- An expert on millennials says the Great Recession split the generation into two distinct groups.
- Older millennials, who bore the brunt of the financial crisis, dealt with a tough job market and wage stagnation, making it more difficult for them to save.
- Younger millennials, who experienced the recovery period, entered a better job market and became risk-averse by watching the recession unfold.
- While older millennials are still recovering from the recession and younger millennials have more time to plan financially, both bear the weight of student-loan debt.
Jason Dorsey, a consultant, researcher of millennials, and president of the Center for Generational Kinetics, told Business Insider that the best way to look at millennials is by life stage and the events that shaped them, particularly the Great Recession.
Older millennials, defined by CGK as those over 30, took the greatest hit from the recession, making it harder for them to accumulate wealth.
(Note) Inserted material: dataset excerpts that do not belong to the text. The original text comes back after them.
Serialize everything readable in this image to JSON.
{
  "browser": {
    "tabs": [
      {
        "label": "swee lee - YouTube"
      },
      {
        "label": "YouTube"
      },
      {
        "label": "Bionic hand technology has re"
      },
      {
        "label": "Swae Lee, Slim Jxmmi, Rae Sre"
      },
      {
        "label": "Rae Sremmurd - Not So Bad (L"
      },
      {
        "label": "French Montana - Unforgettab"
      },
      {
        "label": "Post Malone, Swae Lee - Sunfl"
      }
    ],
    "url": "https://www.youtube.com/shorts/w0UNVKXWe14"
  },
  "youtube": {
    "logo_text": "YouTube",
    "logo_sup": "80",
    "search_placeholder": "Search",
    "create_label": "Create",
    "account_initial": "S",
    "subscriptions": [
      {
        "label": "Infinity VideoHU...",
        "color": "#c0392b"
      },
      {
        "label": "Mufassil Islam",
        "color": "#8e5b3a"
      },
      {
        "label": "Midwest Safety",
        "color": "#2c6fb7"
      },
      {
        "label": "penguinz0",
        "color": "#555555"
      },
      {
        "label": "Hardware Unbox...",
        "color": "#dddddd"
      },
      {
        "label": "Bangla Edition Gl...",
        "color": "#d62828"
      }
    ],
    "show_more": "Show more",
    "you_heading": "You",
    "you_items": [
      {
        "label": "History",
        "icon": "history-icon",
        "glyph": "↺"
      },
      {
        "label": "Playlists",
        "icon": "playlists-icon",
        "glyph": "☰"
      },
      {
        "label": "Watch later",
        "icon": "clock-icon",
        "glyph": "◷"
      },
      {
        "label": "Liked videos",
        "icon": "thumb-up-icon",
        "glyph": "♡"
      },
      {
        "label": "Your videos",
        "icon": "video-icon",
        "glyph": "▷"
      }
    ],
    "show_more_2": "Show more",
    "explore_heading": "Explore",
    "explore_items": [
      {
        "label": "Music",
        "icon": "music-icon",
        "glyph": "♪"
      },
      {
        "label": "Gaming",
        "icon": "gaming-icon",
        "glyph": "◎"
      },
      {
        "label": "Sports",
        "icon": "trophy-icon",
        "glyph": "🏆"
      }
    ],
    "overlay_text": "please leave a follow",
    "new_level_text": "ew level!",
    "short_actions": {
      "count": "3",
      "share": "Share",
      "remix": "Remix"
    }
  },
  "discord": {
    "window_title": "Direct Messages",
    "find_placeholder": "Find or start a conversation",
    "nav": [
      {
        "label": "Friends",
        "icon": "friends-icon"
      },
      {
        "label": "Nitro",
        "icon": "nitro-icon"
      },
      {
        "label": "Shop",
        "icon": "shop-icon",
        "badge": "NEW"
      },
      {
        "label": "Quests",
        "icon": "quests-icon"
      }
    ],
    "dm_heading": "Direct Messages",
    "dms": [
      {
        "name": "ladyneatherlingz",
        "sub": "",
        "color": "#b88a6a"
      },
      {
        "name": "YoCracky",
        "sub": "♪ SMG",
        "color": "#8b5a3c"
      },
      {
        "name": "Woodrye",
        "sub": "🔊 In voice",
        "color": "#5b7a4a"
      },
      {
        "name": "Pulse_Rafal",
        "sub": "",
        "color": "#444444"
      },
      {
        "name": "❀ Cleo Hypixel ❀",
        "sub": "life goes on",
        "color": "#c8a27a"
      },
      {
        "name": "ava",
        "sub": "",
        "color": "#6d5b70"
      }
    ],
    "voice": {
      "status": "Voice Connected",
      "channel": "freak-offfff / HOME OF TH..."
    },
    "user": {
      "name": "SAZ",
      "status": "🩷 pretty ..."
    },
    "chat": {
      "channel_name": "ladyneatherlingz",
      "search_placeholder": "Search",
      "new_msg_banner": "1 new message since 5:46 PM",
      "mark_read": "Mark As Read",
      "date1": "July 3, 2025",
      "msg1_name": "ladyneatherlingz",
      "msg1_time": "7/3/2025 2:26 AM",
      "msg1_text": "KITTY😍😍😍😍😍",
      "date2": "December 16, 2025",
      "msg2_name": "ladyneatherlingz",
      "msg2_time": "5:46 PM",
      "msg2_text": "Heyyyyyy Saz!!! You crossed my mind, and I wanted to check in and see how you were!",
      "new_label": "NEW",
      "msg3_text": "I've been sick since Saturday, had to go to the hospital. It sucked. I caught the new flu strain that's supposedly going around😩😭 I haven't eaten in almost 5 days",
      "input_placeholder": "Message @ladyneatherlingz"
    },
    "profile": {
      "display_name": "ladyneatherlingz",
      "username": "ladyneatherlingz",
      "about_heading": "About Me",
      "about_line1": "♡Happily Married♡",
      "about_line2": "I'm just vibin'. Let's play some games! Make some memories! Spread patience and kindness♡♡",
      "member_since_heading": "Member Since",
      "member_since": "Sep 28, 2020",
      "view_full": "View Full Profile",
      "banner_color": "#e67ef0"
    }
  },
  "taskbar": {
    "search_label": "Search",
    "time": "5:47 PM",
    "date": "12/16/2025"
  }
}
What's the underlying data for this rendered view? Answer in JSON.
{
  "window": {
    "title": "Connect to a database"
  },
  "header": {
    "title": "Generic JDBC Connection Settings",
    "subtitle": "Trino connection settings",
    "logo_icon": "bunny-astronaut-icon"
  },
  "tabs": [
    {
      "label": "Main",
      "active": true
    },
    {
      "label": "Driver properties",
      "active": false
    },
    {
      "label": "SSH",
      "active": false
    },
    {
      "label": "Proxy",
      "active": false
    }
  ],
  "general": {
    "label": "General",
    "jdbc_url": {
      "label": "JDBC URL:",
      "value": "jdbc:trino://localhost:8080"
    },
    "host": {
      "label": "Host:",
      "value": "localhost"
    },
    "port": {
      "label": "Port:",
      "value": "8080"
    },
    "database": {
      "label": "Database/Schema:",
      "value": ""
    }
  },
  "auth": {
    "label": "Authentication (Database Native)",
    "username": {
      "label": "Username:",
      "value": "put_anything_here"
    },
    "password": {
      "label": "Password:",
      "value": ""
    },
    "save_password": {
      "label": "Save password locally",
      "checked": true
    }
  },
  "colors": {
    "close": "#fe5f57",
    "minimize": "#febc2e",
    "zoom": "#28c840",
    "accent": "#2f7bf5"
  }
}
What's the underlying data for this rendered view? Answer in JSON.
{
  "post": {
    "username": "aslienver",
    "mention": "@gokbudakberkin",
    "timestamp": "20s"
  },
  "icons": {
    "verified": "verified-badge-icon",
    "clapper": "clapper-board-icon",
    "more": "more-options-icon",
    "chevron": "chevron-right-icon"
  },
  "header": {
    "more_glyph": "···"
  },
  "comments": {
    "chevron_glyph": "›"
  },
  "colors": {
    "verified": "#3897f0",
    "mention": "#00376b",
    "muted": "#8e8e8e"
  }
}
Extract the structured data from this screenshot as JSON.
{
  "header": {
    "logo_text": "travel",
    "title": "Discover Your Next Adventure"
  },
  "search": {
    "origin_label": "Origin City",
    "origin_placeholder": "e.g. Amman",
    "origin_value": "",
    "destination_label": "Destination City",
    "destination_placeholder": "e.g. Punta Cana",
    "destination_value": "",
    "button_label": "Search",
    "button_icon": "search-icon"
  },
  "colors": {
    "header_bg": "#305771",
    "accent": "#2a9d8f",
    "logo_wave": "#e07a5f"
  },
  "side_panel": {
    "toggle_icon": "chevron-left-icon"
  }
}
Younger millennials, defined by CGK as those under 30, entered the job market during the recovery period – and by watching the financial crisis unfold and not experiencing it directly, they learned what to do and what not to do, financially speaking.
The Great Recession left older millennials playing catch-up to the point where they may not retire
Dorsey called the Great Recession an “extremely formidable and difficult event” for the oldest millennials.
“This led to a very tough job market, wage stagnation for those that had jobs, student-loan debt that was increasingly hard to pay, and rising costs of living around the country,” Dorsey said. “The oldest millennials delayed many of the traditional markers of adulthood, such as marriage, kids, and buying homes, as they went through the eye of the Great Recession and the long and uneven recovery afterward.”
Millennial homeownership was at a record low in 2017, partly because of lifestyle changes like a delay in marriage and having children, Business Insider’s Akin Oyedele reported. Lack of financial security is one of the main reasons many millennials never tied the knot, Pew found.
Because of the economic environment created by the Great Recession and its aftermath, they often weren’t able to save or accumulate the amount of wealth they hoped or expected to – especially if they didn’t move to markets where job prospects were better or wages were enough to allow for savings, Dorsey said.
Millennials born in the 1980s are at the greatest risk of becoming a “lost generation” for wealth accumulation, according to a 2018 report by the Federal Reserve Bank of St. Louis. As of 2016, people born in this decade had wealth levels 34% below where they would most likely have been if the financial crisis hadn’t occurred, the report found. They’re the slowest cohort to recover from the Great Recession.
Now that they have been in the workforce for 15 to 20 years, they’re finally at the point where they can save for retirement and buy homes in markets where housing is financially attainable, Dorsey said.
“Older millennials are often realising they’re going to have to play catch-up with their finances if they want to ever be able to retire, but some of them have already decided that they likely will not ever be able to afford to retire,” he added.
Inflation doesn’t help. As the value of currency decreases over time, millennials will need to save over $US1 million for their retirement to live comfortably, according to Daniel Schutte, a certified financial planner.
The Great Recession has made younger millennials more cautious and risk-averse
Largely missing out on the brunt of the Great Recession, younger millennials “got the benefit of the recovery as a tailwind as they entered adulthood,” Dorsey said. While it still wasn’t necessarily easy for them, it was often easier from an employment perspective – critical when you’re in your 20s and starting your career, he added.
“They also got the benefit of learning from older millennials without having to go through some of the economic pain they experienced and are still recovering from,” Dorsey said.
This has made them more aware of the risk of a bad economy and being more practical when it comes to money, from saving for emergencies to contributing to a retirement account, Dorsey said.
“They are increasingly risk-averse with their money and seeking to get more value from the items or experiences they buy,” he said.
The investment-banking company UBS found in 2014 that millennials were the most financially conservative generation since the Great Depression. And citing a 2015 Capital One study, Rebecca Lake of SmartAsset reported that 93% of millennials were wary of investing.
However, the younger set of millennials is still bearing the weight of student-loan debt, according to Dorsey. The national total student debt was nearly $US1.5 trillion last year, according to Student Loan Hero.
They’re also facing a high cost of living, Dorsey said. While millennials have benefited from a 67% rise in wages since 1970, according to research by Student Loan Hero, this increase hasn’t kept up with inflating living costs – rent, home prices, and college tuition have all increased faster than incomes in the US, the organisation found.
But these millennials have “the benefit of being younger and having more runway ahead to adapt and adjust their financial decisions than older millennials,” Dorsey said.